O tej historii donosi New York Times 9 września 1983 r. Przypomnijmy, że Żelazna Kurtyna upadła dopiero w 1989 r., więc kraj nadal żył pod surowym, represyjnym reżimem komunistycznym. Historia głosi, że zawodowy kolarz Robert Hutyra zbudował balon na ogrzane powietrze ze starych płaszczy przeciwdeszczowych, załadował do kosza żonę i dwójkę dzieci — oraz rower — i odleciał z Czechosłowacji w bezpieczne miejsce. Hutyra opowiedział o swoich doświadczeniach w wywiad wideo w 2019 rokui powiedział, że zdobył płaszcze przeciwdeszczowe dzięki sfałszowaniu zamówienia ze swojego klubu rowerowego, twierdząc, że potrzebują około 300 m czarnego materiału.
Ta historia zszokowałaby krytyków „Wyspy Gilligana” (a było ich wielu), którzy twierdzili, że serial jest głupi i nieprawdopodobny. „Nieprawdopodobne? Dziwaczne? Niewiarygodne?” – powiedział Shwartz. „To właśnie krytyk z jednej z gazet branżowych napisał o tym konkretnym odcinku w 1965 roku”.
Ale Schwartz był zdumiony, gdy prawdziwa historia wyszła na jaw 18 lat później. Napisał:
„We wrześniu 1983 roku czteroosobowa rodzina w Czechosłowacji zrobiła balon, zaklejając końce rękawów sześciu płaszczy przeciwdeszczowych i napełniając je gorącym powietrzem. Dzięki prądom wiatru uniknęli prześladowań ze strony Rosji, płynąc przez granicę do bezpiecznej demokracji. Użyli nawet takiej samej liczby płaszczy przeciwdeszczowych, jakiej użyliśmy my. Może oglądają „Wyspę Gilligana” w Czechosłowacji. Jeśli tak, Profesor musiał ich przekonać, że to zadziała, nawet jeśli nie udało mu się przekonać niektórych krytyków „Wyspy Gilligana”.

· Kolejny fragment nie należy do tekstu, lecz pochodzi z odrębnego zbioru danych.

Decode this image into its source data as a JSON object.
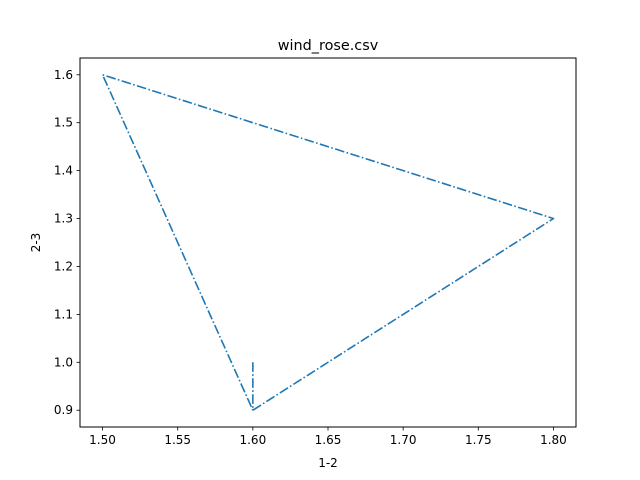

Nie jest jasne, ile amerykańskiej telewizji można było oglądać w czeskiej telewizji w 1983 r., choć jest mało prawdopodobne, aby było to możliwe. dużo importowanych mediów dostępne przed Aksamitną Rewolucją.
Jeśli jednak Hutyra inspirował się Gilliganem, to Schwartz i jego scenarzyści mogą z dumą przypisać sobie tę odpowiedzialność.